Apr 132006
 

I’m currently reading Peter Stallybrass’ and Allon White’s The politics and poetics of Transgression (Cornell University Press, 1986), which is largely based on Bakhtin’s concept of the carnivalesque. BDSM certainly fits the definition of a world turned inside out and upside down, where people chose their roles from a variety of options. The old become young (ageplay and infantilism), men become women and women become men (genderplay), the weak become strong (femdom), rape becomes love (rape play), confinement becomes freedom and pain becomes pleasure.

I think that a lot of fetishes involved taking the classical body and making it grotesque: messy, dirty, exaggerated, contorted, fat, hairy, overmuscled, etc. Or taking a classical body and making it even more classical: the doll/robot/statue/hypnosis cluster of fetishes.

But is the BDSM culture truly carnivalesque? Is there really such a culture? I’ve always thought that all human cultures, from a Japanese corporate boardroom to a biker gang party, have etiquette, rules you have to follow or you get censured or expelled. Outsiders look at play parties and see a chaos of bodies rendered grotesque, but anybody on the inside knows that BDSM has a carefully developed system of etiquette and ethics. Your typical BDSM scene is not an “unruly space”, but an event as well-planned and orderly as a visit from the Queen.

Maybe I’m misinterpreting “carnival.” Or maybe BDSM is “the marriage of heaven and hell” (to quote William Blake) which gives us the freedom of the carnival without some of the downsides: “…carnival often violently abuses and demonizes weaker, not stronger, social groups – women, ethnic and religious minorities, those who ‘don’t belong’ – in a process of displaced abjection…” (Pg.19, emphasis in original).

Carnivalesque is an interesting idea with which to look at popular culture. Rock’n’roll used to be carnivalesque, but that was a while back. The cultural forms that do manage to be truly carnivalesque are gangsta rap and pornography.

Stallybrass and White’s book “The Politics and Poetics of Trangression” has introduced me to a carnivalesque sub-genre of books and illustrations, “The World turned upside down.”

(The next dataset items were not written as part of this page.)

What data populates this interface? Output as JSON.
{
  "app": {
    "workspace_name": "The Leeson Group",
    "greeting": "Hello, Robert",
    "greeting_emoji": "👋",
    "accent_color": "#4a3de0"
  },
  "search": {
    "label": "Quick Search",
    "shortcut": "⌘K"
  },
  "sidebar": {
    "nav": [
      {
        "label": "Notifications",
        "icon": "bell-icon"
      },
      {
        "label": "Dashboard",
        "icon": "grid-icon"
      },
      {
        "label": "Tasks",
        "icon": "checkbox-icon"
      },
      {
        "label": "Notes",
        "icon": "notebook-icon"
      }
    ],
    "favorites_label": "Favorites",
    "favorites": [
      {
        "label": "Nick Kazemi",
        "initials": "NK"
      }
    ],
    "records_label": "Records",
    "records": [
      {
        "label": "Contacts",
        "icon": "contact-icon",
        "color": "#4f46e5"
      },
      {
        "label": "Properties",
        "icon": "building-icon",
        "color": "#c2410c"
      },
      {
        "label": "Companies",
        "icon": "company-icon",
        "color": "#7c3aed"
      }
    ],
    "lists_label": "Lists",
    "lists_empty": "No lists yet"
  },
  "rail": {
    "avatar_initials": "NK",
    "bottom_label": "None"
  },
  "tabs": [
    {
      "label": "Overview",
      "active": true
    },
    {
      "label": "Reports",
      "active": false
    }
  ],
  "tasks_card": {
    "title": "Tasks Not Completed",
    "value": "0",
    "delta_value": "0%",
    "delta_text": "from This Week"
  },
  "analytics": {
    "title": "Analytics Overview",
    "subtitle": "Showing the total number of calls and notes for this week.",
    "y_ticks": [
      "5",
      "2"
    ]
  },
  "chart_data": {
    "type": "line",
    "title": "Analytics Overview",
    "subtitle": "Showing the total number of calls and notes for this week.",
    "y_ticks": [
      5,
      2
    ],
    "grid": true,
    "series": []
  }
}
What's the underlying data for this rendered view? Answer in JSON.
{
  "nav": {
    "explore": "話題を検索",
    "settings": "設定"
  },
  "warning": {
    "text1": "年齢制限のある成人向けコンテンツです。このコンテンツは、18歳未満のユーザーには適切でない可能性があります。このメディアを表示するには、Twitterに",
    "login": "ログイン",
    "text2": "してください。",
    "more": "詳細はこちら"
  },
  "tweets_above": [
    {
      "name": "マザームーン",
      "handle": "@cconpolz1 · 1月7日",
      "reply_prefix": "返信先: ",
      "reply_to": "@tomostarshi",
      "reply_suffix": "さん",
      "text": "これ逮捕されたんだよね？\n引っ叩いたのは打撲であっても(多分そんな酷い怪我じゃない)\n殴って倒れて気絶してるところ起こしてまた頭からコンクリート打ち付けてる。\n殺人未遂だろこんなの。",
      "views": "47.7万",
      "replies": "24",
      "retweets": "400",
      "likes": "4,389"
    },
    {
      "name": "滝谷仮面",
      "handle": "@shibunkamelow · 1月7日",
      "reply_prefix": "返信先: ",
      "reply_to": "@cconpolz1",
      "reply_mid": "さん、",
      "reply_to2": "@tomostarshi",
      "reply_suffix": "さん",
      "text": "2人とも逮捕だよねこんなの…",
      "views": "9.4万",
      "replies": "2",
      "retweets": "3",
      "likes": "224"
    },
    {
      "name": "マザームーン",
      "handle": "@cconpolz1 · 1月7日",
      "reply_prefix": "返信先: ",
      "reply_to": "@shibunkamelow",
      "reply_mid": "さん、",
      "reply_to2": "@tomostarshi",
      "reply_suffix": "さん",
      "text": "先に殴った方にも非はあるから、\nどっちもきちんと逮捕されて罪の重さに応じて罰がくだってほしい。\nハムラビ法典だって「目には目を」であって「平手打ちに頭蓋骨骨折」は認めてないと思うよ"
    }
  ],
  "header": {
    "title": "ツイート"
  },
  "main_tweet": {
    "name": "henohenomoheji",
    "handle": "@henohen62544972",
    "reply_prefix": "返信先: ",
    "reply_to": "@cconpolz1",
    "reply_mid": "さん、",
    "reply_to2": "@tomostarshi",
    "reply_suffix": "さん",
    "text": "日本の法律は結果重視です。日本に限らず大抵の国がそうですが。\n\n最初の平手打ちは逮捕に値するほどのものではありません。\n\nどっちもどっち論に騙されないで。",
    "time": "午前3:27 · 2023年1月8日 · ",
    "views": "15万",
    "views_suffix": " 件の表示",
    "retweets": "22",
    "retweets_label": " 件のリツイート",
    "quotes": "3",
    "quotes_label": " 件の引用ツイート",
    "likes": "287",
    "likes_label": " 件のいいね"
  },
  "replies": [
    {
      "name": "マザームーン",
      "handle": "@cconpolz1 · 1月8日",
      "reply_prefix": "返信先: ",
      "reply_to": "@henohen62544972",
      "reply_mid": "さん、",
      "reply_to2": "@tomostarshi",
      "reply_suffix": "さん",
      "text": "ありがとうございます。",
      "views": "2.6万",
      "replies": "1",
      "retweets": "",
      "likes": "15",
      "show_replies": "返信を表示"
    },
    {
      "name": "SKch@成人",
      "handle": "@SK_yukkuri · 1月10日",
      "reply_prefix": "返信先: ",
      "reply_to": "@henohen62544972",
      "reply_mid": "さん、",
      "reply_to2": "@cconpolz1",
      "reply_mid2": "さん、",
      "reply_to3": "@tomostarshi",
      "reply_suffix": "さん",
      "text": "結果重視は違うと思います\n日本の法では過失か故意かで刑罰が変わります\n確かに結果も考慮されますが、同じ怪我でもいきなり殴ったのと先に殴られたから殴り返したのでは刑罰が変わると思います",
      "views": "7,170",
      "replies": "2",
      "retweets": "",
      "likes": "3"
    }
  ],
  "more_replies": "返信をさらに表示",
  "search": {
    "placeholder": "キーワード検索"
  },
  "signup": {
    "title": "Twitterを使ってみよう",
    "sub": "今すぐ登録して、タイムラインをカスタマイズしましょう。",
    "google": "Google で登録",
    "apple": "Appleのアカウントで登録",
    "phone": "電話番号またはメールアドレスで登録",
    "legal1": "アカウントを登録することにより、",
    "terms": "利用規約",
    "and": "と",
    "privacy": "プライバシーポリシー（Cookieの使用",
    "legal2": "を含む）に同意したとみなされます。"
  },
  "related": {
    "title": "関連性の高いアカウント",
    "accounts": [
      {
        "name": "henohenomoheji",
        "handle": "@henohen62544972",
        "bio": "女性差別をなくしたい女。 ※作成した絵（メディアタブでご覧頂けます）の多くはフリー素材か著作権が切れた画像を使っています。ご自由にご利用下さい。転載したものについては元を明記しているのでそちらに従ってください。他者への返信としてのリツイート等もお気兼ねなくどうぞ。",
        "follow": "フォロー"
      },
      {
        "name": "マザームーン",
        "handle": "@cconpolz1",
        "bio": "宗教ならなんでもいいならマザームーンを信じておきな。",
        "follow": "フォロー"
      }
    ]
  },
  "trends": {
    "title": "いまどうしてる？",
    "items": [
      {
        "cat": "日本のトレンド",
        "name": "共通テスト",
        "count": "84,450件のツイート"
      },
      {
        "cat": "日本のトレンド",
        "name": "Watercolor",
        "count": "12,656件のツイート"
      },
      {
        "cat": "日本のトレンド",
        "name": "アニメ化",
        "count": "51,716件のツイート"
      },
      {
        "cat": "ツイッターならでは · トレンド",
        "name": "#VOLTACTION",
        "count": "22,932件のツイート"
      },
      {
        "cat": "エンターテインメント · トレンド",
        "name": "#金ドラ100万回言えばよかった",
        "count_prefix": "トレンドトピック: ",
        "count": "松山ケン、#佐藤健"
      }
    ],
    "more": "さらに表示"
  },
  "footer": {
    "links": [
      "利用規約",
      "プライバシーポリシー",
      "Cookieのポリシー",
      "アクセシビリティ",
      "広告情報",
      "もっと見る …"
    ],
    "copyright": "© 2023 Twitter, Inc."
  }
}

One anonymous book (no date, either) has illustrations (woodcuts?) with accompanying bits of doggerel verse. For example:

To see a cat steal milk from a pan, is no news;
But to see a buck hunting a man, is strange indeed!

ud-26ill

Hark forward, huzza,
He can’t get away:
And he’s not buck enough
To stand at a bay
.

To see a good boy read his book, is no news;
But to see a goose roasting a cook, is strange indeed!

ud-21ill

I’ll roast ye, and baste ye,
But who will may taste ye.

A common theme in this genre is inversion of the categories of animal and human, but there are other inversions too. An anonymous lithograph, c.1830, shows men pulling plows and carriages with horses wielding whips, a beggar without a leg giving money to a well-dressed man, a lady sweeping the floor while a maid sits and plays the guitar, a little girl tends to a grown woman in a crib, and so on.

I don’t know if these works were considered sexual when they were made. I suspect they’re more about humor than eroticism. However, the comparisons between BDSM activities (ponyplay, infantilism, etc) as well as the idea of class inversion, that a master would play the role of a servant. Perhaps these illustrations were a prototype for fetish pornography, hinting at the fantasy of becoming something else.